楊似漆垂眸不看他,說不出話,只是輕微地搖了搖頭。

他好像已經很久沒見過遲醉這麽生氣了。

“我會把他殺了。”遲醉也沒管他是搖頭還是點頭,就這麽直接地說出了自己的做法。

楊似漆沒有說話,他本以為自己會被嚇到,但並沒有,反之,他感到了那麽一絲興奮。

而且這個興奮並不是被空氣中帶著遲醉個人情緒的信息素所誘發出來的,而是從他心底,潛滋暗長萌發出的。

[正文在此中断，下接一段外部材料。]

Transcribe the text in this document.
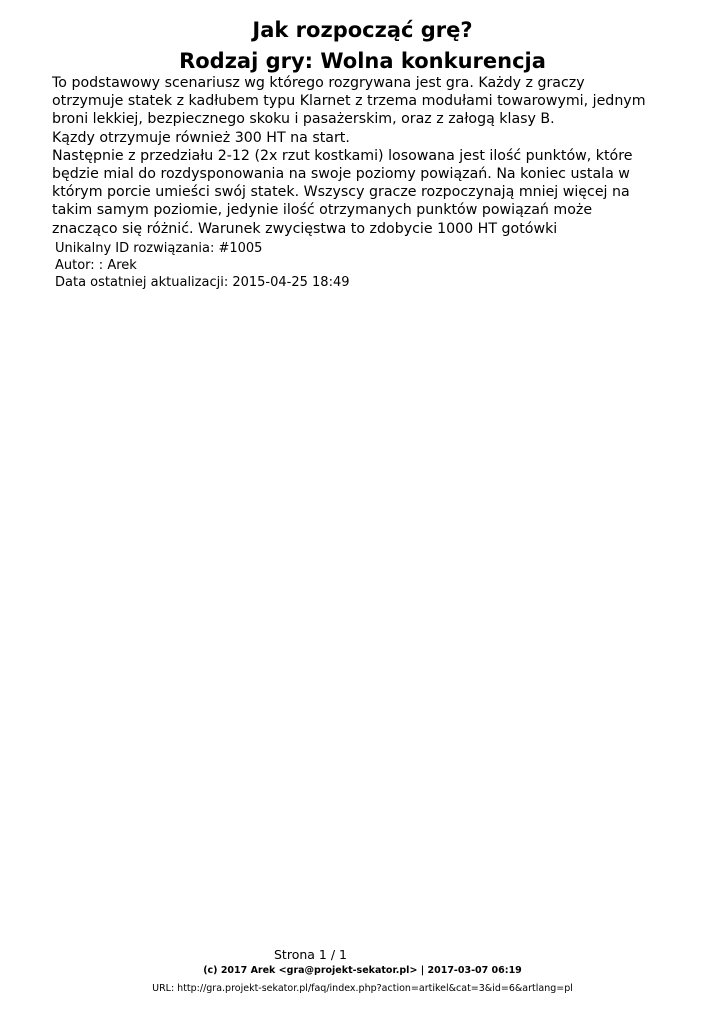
Jak rozpocząć grę?
Rodzaj gry: Wolna konkurencja
To podstawowy scenariusz wg którego rozgrywana jest gra. Każdy z graczy
otrzymuje statek z kadłubem typu Klarnet z trzema modułami towarowymi, jednym
broni lekkiej, bezpiecznego skoku i pasażerskim, oraz z załogą klasy B.
Kązdy otrzymuje również 300 HT na start.
Następnie z przedziału 2-12 (2x rzut kostkami) losowana jest ilość punktów, które
będzie mial do rozdysponowania na swoje poziomy powiązań. Na koniec ustala w
którym porcie umieści swój statek. Wszyscy gracze rozpoczynają mniej więcej na
takim samym poziomie, jedynie ilość otrzymanych punktów powiązań może
znacząco się różnić. Warunek zwycięstwa to zdobycie 1000 HT gotówki
Unikalny ID rozwiązania: #1005
Autor: : Arek
Data ostatniej aktualizacji: 2015-04-25 18:49
Strona 1 / 1
(c) 2017 Arek <gra@projekt-sekator.pl> | 2017-03-07 06:19
URL: http://gra.projekt-sekator.pl/faq/index.php?action=artikel&cat=3&id=6&artlang=pl
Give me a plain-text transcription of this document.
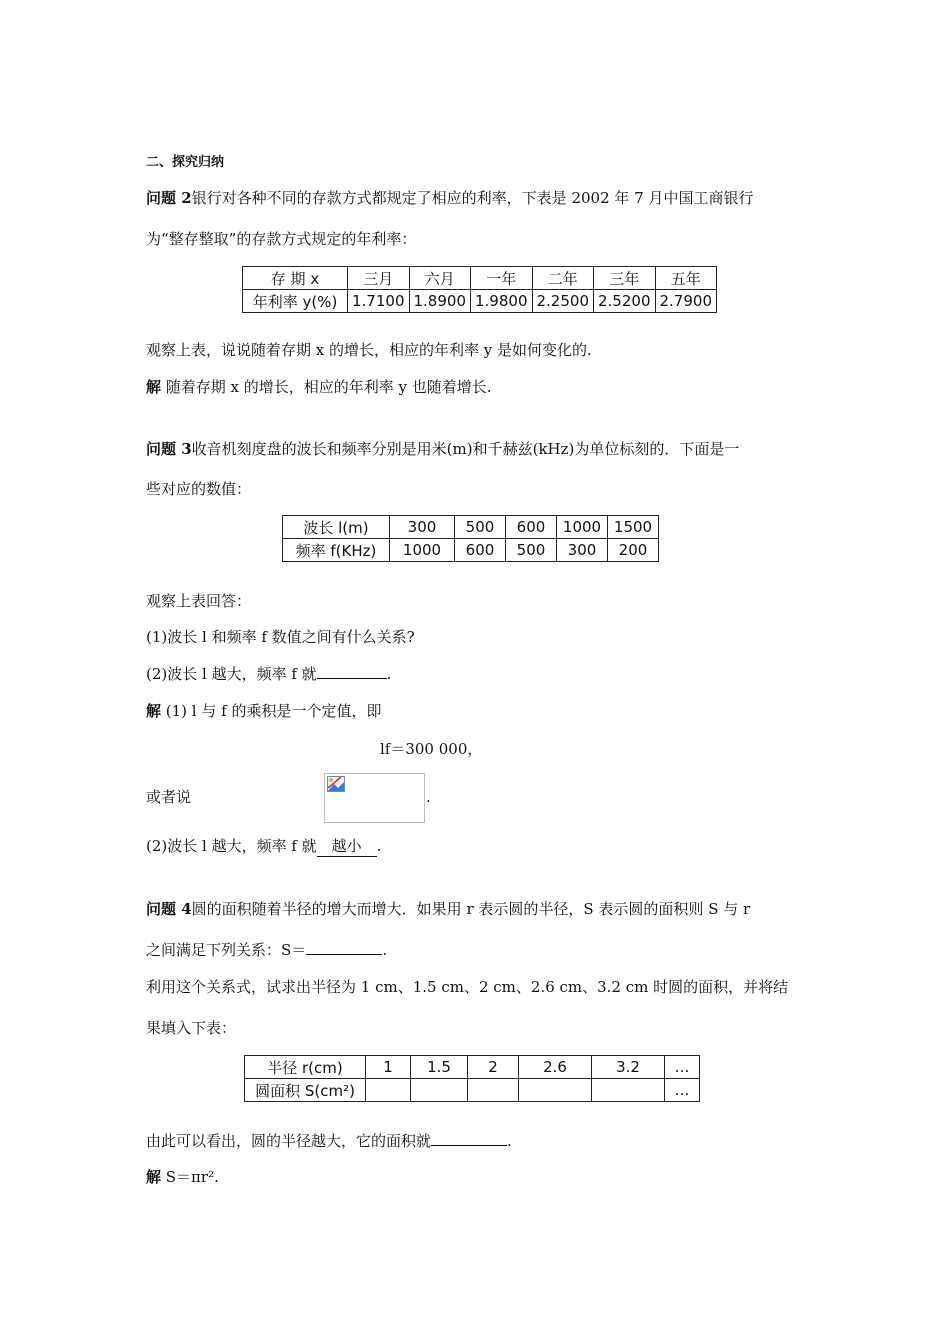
二、探究归纳
问题 2银行对各种不同的存款方式都规定了相应的利率，下表是 2002 年 7 月中国工商银行
为“整存整取”的存款方式规定的年利率：
存 期 x	三月	六月	一年	二年	三年	五年
年利率 y(%)	1.7100	1.8900	1.9800	2.2500	2.5200	2.7900
观察上表，说说随着存期 x 的增长，相应的年利率 y 是如何变化的.
解 随着存期 x 的增长，相应的年利率 y 也随着增长.
问题 3收音机刻度盘的波长和频率分别是用米(m)和千赫兹(kHz)为单位标刻的．下面是一
些对应的数值：
波长 l(m)	300	500	600	1000	1500
频率 f(KHz)	1000	600	500	300	200
观察上表回答：
(1)波长 l 和频率 f 数值之间有什么关系?
(2)波长 l 越大，频率 f 就	.
解 (1) l 与 f 的乘积是一个定值，即
lf＝300 000，
或者说	.
(2)波长 l 越大，频率 f 就 越小 .
问题 4圆的面积随着半径的增大而增大．如果用 r 表示圆的半径，S 表示圆的面积则 S 与 r
之间满足下列关系：S＝	.
利用这个关系式，试求出半径为 1 cm、1.5 cm、2 cm、2.6 cm、3.2 cm 时圆的面积，并将结
果填入下表：
半径 r(cm)	1	1.5	2	2.6	3.2	…
圆面积 S(cm²)						…
由此可以看出，圆的半径越大，它的面积就	.
解 S＝πr².
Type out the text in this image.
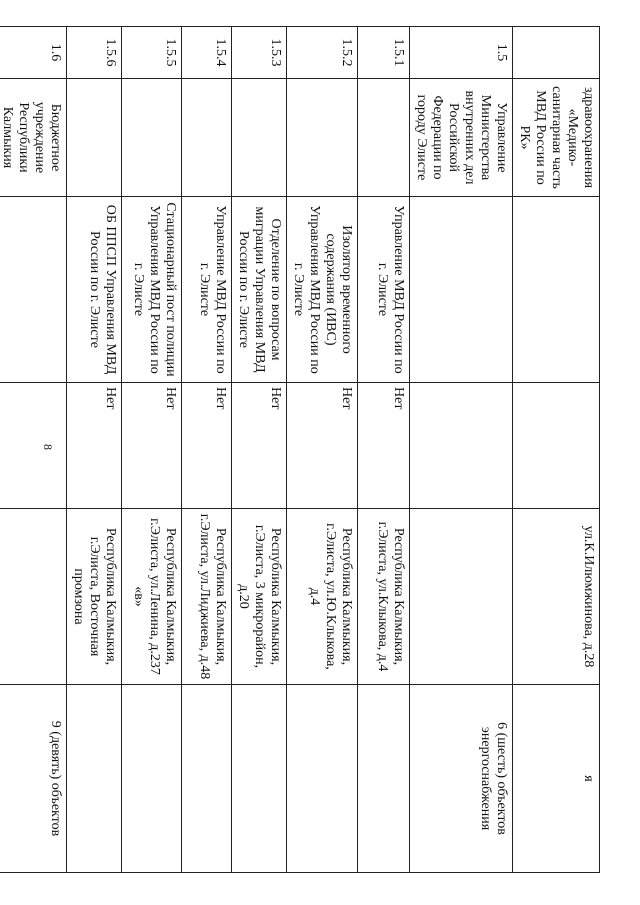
8
	здравоохранения «Медико-санитарная часть МВД России по РК»			ул.К.Илюмжинова, д.28	я
1.5	Управление Министерства внутренних дел Российской Федерации по городу Элисте				6 (шесть) объектов энергоснабжения
1.5.1		Управление МВД России по г. Элисте	Нет	Республика Калмыкия, г.Элиста, ул.Клыкова, д.4	
1.5.2		Изолятор временного содержания (ИВС) Управления МВД России по г. Элисте	Нет	Республика Калмыкия, г.Элиста, ул.Ю.Клыкова, д.4	
1.5.3		Отделение по вопросам миграции Управления МВД России по г. Элисте	Нет	Республика Калмыкия, г.Элиста, 3 микрорайон, д.20	
1.5.4		Управление МВД России по г. Элисте	Нет	Республика Калмыкия, г.Элиста, ул.Лиджиева, д.48	
1.5.5		Стационарный пост полиции Управления МВД России по г. Элисте	Нет	Республика Калмыкия, г.Элиста, ул.Ленина, д.237 «в»	
1.5.6		ОБ ППСП Управления МВД России по г. Элисте	Нет	Республика Калмыкия, г.Элиста, Восточная промзона	
1.6	Бюджетное учреждение Республики Калмыкия				9 (девять) объектов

楊似漆擡眸與遲醉對視,措不及防的,看見了對方未來得及收回去的情欲,像是望進了一片深淵,亦或是一片星辰。

每一灘汙泥,每一顆星星上,都刻滿了他的名字。

楊似漆的呼吸室了室,再次垂下眸。

他聽見遲醉輕笑了一聲。

“我本來是想循序漸進的,我不喜歡太粗暴,”遲醉把楊似漆的下巴擡高,逼迫著對方與自己對視,有些愉悅地說, “不過既然你發現了,那我正好把後半句話補完。”

楊似漆有種不詳的預感,心底的恐慌與興奮混雜在一起。

他不知道為什麽,對上遲醉那雙充滿情愫的眼睛時,他第一反應不是逃而是走近。

身體自下而上地翻起一層烈焰,使他不敢再和遲醉對視。

卻被逼迫著擡起頭,望進那雙黑深的眼睛。

占有的、熾熱的、慍怒的。

一雙十分漂亮的眼睛。

“如果你真的和他在一起了,”遲醉說著,捏著他下巴的手虛握到他的脖子上, “我會殺了他。”

他收緊了手:“然後把你關起來。”

松開手,放至後頸,在腺體處捏了捏:“咬破你的腺體。”

牽起楊似漆的另一只手:“桎梏你的行動。”

最後,遲醉俯身,在楊似漆的耳側低語,仿佛一位來自地府的惡鬼:“操/死/你。”